Por
Andrés Bisso
Profesor de Historia e Investigador de
Profesor de Historia e Investigador de
¡La de
gente que habrá haciendo cosas importantes mientras yo estoy aquí tirado!
¿No me da vergüenza?
¡Ah,
cómo! ¿No me da?
Nunca
termina uno de conocerse.
(“Felipe”
en Mafalda, n° 7)
¿Qué paradoja la del tiempo libre, no?
Porque si no estuviera limitado por el tiempo ocupado por las obligaciones, no
sería libre. Está perfectamente constreñido por el tiempo utilitario, el que es
más fácilmente definible y estipulable en una agenda Citanova. Si uno pudiera
disponer en cualquier momento de aquél, la libertad no sería tal. Sería
simplemente pasarse el día pelotudeando. El ocio es la actividad “obligada” de
ese tiempo libre, “destinado” a ser utilizado para tal fin. Y no hay mayor
estresado que aquel que piensa que está “malgastando” su tiempo libre, cuando
mira una película clase “B” o se pierde en inauditas páginas web, al buscar un
dato acerca de una serie favorita de su adolescencia. Y no hay nada peor que lo
doloroso que resultan todos esos momentos destinados a “planificar” el tiempo
libre, que parecen Quintas Columnas del trabajo y de lo serio, puestas sobre
nuestra intención de “olvidarnos de todo, menos de divertirnos” como rezaba un
cartel del corso oficial de la Municipalidad de La Plata en los años treinta. A
todo esto, los corsos tenían comisarios, comisión organizadora, edictos
policiales, estipulación de trayectos de calles, permisos y premios a los
disfraces, jurados de elección de reinas de Mi-Carême… Como decía hace más de un
siglo y medio, Herbert Spencer, “la alegría parece estar en razón inversa de
los preparativos, [que junto con] las ceremonias excesivas, perjudican los
mismos placeres que se pretende proporcionarnos”. Es el viaje en bondi de una
hora para ir a la canchita en la que jugamos al fútbol, es la cola de media
hora de espera en el restaurante, es el mailing previo a una reunión, son las
“vaquitas” en los cumpleaños… Todas opciones que muestran lo débil que resulta
la frontera entre la sociabilidad formal y la informal, la complejidad de
pensar cualquier contacto lúdico desde una estricta gratuidad simmeliana. Como
decía Gramsci, la espontaneidad pura no existe. Todo acto gratuito de más en
una persona, pareciera exigir el establecimiento de una sociedad momentánea y
levemente hinchapelotas.
El hecho mismo de tirar dos bucitos
para hacer un arquito en una plaza, para jugar un “dos contra dos”, es el
comienzo del Estado. Teniendo en cuenta todas las teorías existentes acerca del
origen del Estado, resulta extraño que nadie haya pensado que quizás esa
institución de algún valor en la sociedad actual, pueda haber surgido
inicialmente, para administrar el ocio preexistente. Que por aburrimiento
surgieron los chamanes; que por embole aparecieron los escribas; que inflado las
pelotas de no tener nada que hacer, alguien quiso “gobernar”. Es una teoría tan
poco plausible, que resulta interesante para ser desarrollada.

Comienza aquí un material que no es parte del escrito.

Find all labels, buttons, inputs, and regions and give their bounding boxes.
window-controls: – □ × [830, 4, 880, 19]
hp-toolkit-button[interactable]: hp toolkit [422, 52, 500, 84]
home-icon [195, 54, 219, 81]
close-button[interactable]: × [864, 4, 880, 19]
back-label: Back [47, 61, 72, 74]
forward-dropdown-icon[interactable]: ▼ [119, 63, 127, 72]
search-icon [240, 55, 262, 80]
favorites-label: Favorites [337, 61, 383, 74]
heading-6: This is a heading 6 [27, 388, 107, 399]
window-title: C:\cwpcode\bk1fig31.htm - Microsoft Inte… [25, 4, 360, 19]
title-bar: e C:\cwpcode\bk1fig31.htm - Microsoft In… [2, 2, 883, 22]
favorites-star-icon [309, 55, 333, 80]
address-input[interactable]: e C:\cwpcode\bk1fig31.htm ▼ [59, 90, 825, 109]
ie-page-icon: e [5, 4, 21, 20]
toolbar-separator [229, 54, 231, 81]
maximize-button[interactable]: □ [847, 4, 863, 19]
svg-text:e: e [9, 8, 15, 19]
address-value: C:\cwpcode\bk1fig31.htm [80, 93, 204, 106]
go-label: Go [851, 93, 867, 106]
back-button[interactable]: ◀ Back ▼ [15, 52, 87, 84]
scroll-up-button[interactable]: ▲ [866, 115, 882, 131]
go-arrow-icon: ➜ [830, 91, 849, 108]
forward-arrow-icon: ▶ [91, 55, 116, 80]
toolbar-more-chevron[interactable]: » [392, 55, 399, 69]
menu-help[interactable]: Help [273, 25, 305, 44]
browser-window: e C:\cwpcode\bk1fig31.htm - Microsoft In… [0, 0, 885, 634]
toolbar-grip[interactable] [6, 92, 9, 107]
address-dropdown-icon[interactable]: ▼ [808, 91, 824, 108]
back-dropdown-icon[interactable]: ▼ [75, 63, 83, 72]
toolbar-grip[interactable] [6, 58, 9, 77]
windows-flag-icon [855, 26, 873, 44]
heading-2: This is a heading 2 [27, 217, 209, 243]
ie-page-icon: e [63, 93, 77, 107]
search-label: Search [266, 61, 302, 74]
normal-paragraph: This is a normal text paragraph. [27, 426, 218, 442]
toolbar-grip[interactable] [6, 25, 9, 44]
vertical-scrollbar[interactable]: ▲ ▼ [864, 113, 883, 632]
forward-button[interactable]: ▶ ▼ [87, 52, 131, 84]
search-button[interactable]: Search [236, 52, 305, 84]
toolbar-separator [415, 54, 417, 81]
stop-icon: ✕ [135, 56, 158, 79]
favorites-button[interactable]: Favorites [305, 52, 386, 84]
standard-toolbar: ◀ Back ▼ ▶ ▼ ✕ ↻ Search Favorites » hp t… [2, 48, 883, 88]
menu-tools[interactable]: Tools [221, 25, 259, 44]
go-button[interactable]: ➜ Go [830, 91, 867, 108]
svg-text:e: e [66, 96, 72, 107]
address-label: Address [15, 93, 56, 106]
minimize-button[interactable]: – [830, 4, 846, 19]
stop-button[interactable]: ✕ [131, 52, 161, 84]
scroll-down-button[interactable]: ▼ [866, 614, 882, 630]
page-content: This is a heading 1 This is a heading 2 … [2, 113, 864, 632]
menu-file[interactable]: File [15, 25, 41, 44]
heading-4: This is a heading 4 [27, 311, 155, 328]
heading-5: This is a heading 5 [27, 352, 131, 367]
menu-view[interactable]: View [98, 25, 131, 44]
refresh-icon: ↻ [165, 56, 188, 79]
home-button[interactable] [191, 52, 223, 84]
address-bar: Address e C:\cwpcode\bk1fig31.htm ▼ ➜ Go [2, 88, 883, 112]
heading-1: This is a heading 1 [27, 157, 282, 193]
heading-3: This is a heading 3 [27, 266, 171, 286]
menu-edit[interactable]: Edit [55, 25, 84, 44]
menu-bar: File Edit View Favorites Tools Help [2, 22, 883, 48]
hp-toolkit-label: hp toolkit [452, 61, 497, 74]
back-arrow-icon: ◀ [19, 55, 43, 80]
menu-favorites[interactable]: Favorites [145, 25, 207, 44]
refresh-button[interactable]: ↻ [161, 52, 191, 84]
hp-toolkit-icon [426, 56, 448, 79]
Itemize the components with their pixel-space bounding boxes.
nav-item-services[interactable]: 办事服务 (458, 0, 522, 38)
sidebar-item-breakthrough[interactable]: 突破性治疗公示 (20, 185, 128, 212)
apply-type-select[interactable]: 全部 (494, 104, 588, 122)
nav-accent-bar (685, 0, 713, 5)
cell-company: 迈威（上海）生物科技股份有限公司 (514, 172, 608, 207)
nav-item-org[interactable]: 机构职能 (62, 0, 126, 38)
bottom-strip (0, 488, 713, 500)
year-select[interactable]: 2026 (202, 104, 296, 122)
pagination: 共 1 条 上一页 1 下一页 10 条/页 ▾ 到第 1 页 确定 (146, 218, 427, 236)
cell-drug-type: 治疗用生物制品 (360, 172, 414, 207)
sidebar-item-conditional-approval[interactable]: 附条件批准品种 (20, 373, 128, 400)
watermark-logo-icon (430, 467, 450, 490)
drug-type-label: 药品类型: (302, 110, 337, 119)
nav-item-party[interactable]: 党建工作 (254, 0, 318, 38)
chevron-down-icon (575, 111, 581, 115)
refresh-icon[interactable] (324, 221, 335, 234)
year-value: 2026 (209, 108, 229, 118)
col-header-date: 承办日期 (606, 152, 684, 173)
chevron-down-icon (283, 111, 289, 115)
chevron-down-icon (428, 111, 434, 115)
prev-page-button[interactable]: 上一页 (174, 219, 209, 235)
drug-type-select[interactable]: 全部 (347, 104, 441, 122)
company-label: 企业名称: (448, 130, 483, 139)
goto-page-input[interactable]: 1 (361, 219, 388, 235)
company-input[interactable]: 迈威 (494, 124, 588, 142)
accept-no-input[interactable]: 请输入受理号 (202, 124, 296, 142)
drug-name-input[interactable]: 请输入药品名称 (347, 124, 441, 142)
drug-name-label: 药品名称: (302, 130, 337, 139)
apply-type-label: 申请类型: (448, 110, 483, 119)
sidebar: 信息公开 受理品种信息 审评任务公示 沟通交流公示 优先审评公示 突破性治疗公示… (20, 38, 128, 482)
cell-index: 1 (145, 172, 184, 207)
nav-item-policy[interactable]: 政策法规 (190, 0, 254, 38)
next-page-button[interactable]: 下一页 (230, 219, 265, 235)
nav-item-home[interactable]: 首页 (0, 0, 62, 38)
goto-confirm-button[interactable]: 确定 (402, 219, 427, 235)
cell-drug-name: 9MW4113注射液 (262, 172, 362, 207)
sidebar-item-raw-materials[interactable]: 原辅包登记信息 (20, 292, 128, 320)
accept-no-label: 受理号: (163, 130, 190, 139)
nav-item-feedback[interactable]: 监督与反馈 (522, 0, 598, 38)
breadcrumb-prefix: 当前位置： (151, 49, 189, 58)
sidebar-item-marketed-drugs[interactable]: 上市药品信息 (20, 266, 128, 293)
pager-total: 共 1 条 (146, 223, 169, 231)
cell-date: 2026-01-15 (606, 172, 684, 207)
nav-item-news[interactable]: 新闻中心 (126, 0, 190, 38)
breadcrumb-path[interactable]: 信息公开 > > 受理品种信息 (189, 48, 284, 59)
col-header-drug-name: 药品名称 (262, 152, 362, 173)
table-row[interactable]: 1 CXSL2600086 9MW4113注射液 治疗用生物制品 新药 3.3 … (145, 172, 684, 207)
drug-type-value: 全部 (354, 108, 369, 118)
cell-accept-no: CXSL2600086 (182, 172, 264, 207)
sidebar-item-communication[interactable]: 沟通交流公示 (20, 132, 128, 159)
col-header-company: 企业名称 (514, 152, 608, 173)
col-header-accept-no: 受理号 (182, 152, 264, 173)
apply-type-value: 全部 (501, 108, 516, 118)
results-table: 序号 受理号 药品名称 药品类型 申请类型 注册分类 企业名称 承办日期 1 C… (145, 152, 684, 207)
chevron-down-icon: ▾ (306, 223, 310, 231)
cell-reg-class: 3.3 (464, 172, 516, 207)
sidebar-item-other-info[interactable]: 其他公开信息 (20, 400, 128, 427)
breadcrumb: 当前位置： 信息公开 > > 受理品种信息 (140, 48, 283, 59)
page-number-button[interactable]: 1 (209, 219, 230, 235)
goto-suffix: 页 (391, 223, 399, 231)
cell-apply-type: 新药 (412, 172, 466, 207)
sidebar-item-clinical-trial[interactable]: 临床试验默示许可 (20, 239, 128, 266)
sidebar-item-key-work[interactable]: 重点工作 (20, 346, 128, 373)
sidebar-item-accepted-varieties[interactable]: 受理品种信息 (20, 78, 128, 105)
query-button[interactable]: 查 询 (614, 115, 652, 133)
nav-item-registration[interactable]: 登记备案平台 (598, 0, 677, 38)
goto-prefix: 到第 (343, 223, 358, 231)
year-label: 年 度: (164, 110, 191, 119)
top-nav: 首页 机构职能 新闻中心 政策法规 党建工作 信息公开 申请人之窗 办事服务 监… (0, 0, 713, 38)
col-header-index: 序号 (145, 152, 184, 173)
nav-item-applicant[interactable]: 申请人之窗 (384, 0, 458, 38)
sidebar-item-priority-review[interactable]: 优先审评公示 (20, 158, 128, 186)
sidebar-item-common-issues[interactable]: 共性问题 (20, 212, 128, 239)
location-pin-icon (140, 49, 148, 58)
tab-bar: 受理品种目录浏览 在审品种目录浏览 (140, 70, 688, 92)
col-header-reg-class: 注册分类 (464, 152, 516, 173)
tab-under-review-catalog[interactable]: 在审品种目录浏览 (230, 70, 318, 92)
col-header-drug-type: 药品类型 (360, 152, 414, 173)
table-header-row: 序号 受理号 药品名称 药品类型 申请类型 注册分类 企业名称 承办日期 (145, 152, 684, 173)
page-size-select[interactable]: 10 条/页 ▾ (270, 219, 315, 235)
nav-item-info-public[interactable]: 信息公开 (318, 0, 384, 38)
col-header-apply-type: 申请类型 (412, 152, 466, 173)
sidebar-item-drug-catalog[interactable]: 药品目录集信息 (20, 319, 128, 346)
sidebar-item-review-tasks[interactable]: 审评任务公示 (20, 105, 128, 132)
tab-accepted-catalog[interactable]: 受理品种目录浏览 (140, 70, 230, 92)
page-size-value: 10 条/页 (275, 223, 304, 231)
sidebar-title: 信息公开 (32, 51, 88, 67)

De hecho, el ocio precede al Estado.
¿Y no es acaso la política, una actividad ociosa en origen? Una actividad para
perder el tiempo, como tantas otras. Como disfrazarse de mujeres y
emperifollarse con plumas ¿No podría ser el poder, al comienzo, un juego que
sólo luego se fue autonomizando? Nada nos evita poder pensar que la idea lúdica
de “liderazgo” haya precedido a su función de dominación. Y que sólo después,
al concebir su efectividad como mecanismo de jerarquización social, esta haya
sido operativizada por los grupos portadores o pretendientes de poder. En esa
hipótesis nada corroborable, el Carnaval no sería tanto la reacción y la
efímera forma contra-hegemónica del poder, sino el remanente primitivo de las
primeras formas lúdicas de lo político, y que sólo recién después tomaría su
cariz especular, para denunciar frente a la política, lo que una vez le perteneció.
No son éstas, finalmente, hipótesis
que deban tomarse en serio. Son simplemente artilugios discursivos cuya
pretensión es abrir el juego, a intentar ser capaces de pensar de maneras menos
esquemáticas las divisiones entre actividades y disposiciones que se nos
presentan, a menudo, como continentes separados en el discurso sobre lo social:
el ocio, de la política; el juego, de la militancia; lo frívolo, de lo
comprometido; lo serio, de lo jocoso.